After translating a .docx file, OmegaT failed to create the translated document. The file was first converted from .doc and processed with CodeZapper.
There seems to be no problem with OmegaT parsing and segmenting the file, only with creating the translated document.
Attached is a bogus project that recreates the issue. I am using OmegaT 3.1.2. If there is any more information you need, please let me know.
I don't reproduce the issue, and the target file opens fine with Word 2010. There may be an issue with your configuration files.
You can send them to me privately if you want.
Didier
To be clear: the target Word file is corrupted in your Bug report, it is not even a valid .zip archive. When I write I don't reproduce the issue, I mean that I have no issue doing Create Target Documents, and that the resulting Word file opens correctly in Word.
Didier
Last edit: Didier Briel 2014-08-05
I sent a reply to your private message in Sourceforge, but I'm not sure it was really sent. If not, contact me through normal email (i.e., not through a Sourceforge message).
Didier
It seems it wasn't really sent. I don't know your e-mail address.

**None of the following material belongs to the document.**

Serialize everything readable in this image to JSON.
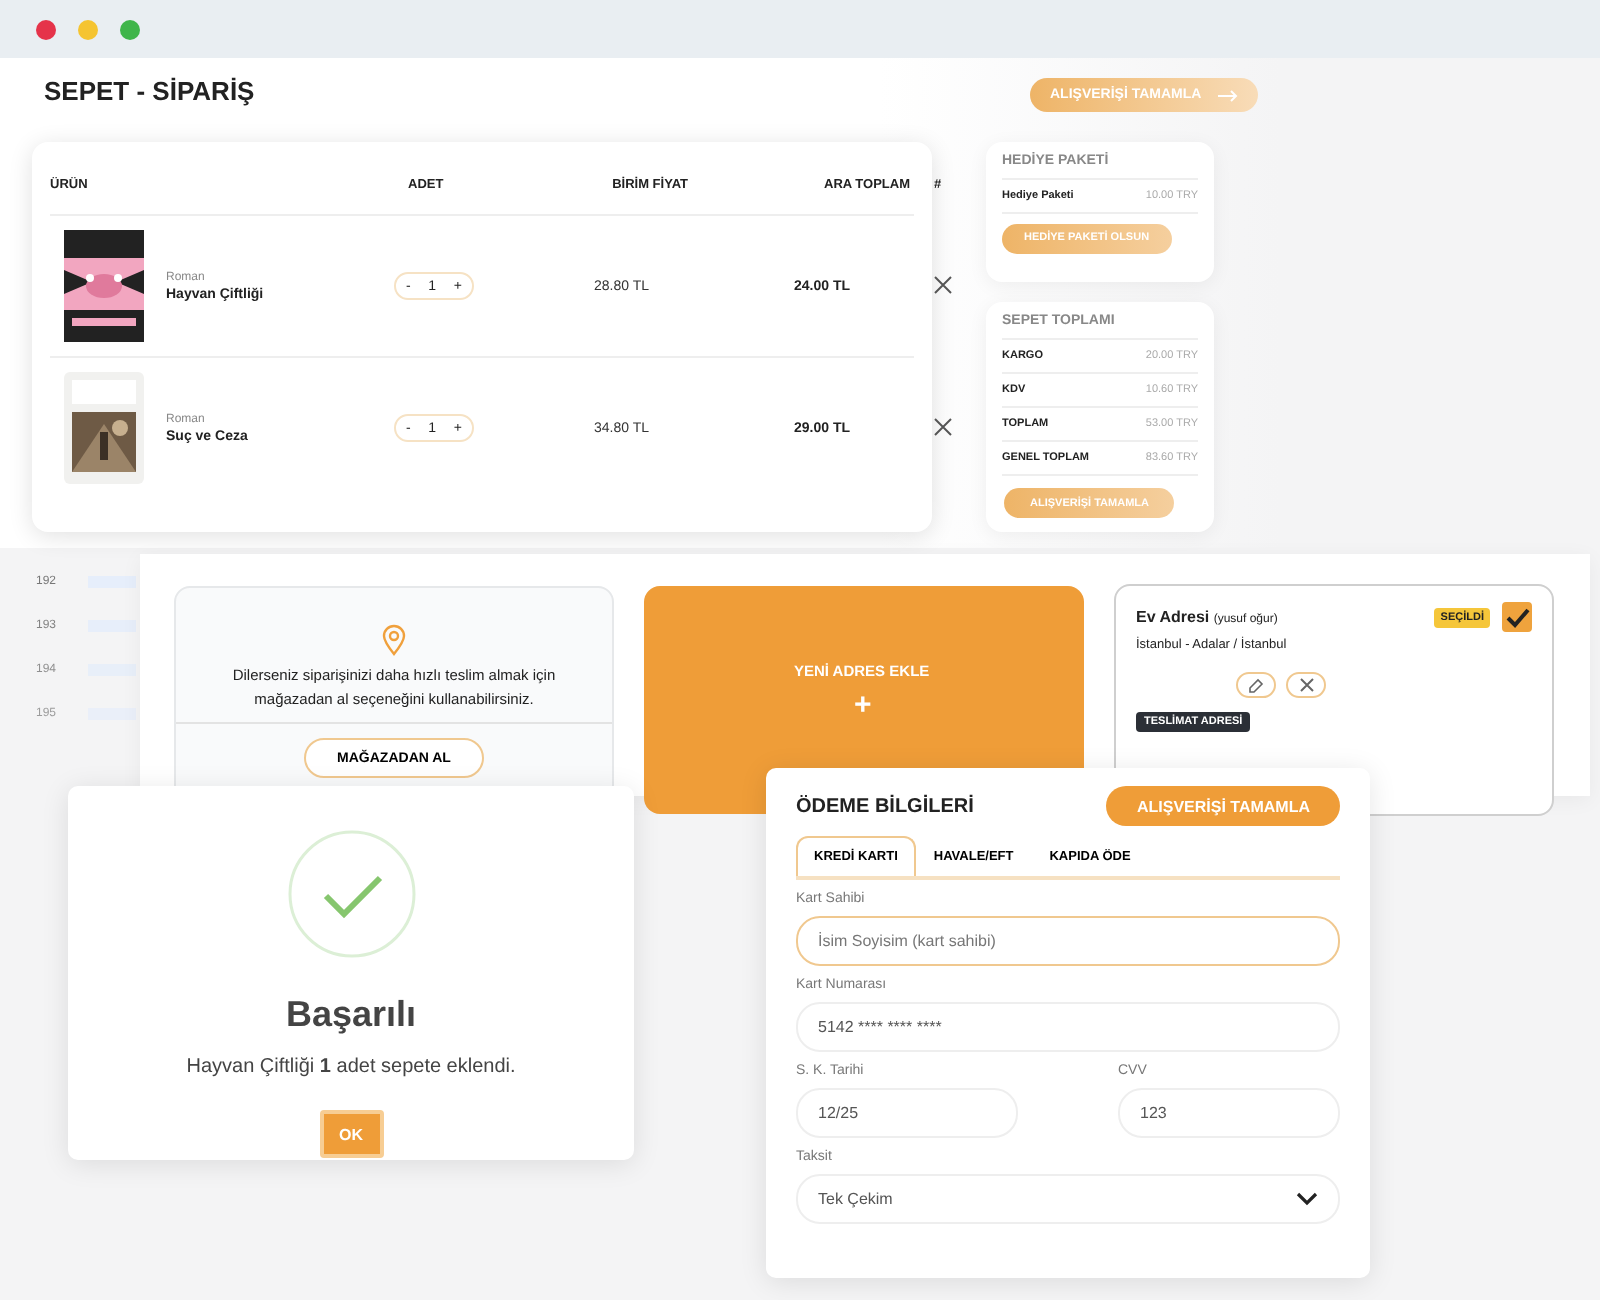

I tried deleting all my settings and it seems the culprit is filters.xml
Whenever I uncheck the option "Remove leading and trailing tags", OmegaT creates a corrupted Word file, like the one in my bug report. When I "Restore defaults", I can create a valid Word file.
On Sourceforge, it's my user name (which you can get by hovering on my name here) followed by @users.sf.net. On Yahoo, my email address is displayed for all my messages in an email program.
Thank you, I was finally able to reproduce it (I must have done something wrong previously with your configuration files).
Didier
I found the issue.
It's the combination of not using Remove leading and trailing tags and your unusual segmentation rules, which are putting these tags in standalone segments.
Of course, the bug should be corrected, but what is the reason for doing this? Usually, when one unchecks Remove..., that's because they want to be able to change the tag location, for formatting purposes. With your segmentation rules, this is not possible.
Didier
Fixed in SVN (/trunk).
Didier
Great! I reproduced the issue in 3.1.2 both enabling and disabling my segmentation settings. This also happened in 3.1.4. On the other hand, I could not reproduce it in 3.1.1_1, that is, this version could create target with "Remove..." disabled even using my unusual segmentation settings.
Regarding those, they come from a post by Roman Mironov. I noticed his approach was useful for me too, but I made an effort to improve his regex, as it didn't account for all my cases, so I ended up with what you found under the rule "Leading and trailing tags off", which I think provides for any combination of tags possible.
Here is Roman's full post.
The idea behind Roman's solution is to provide a setting that somewhat creates a "context-specific" way to include/remove leading and trailing tags from segments when need be.
Closed in the released version 3.1.5 of OmegaT.
Didier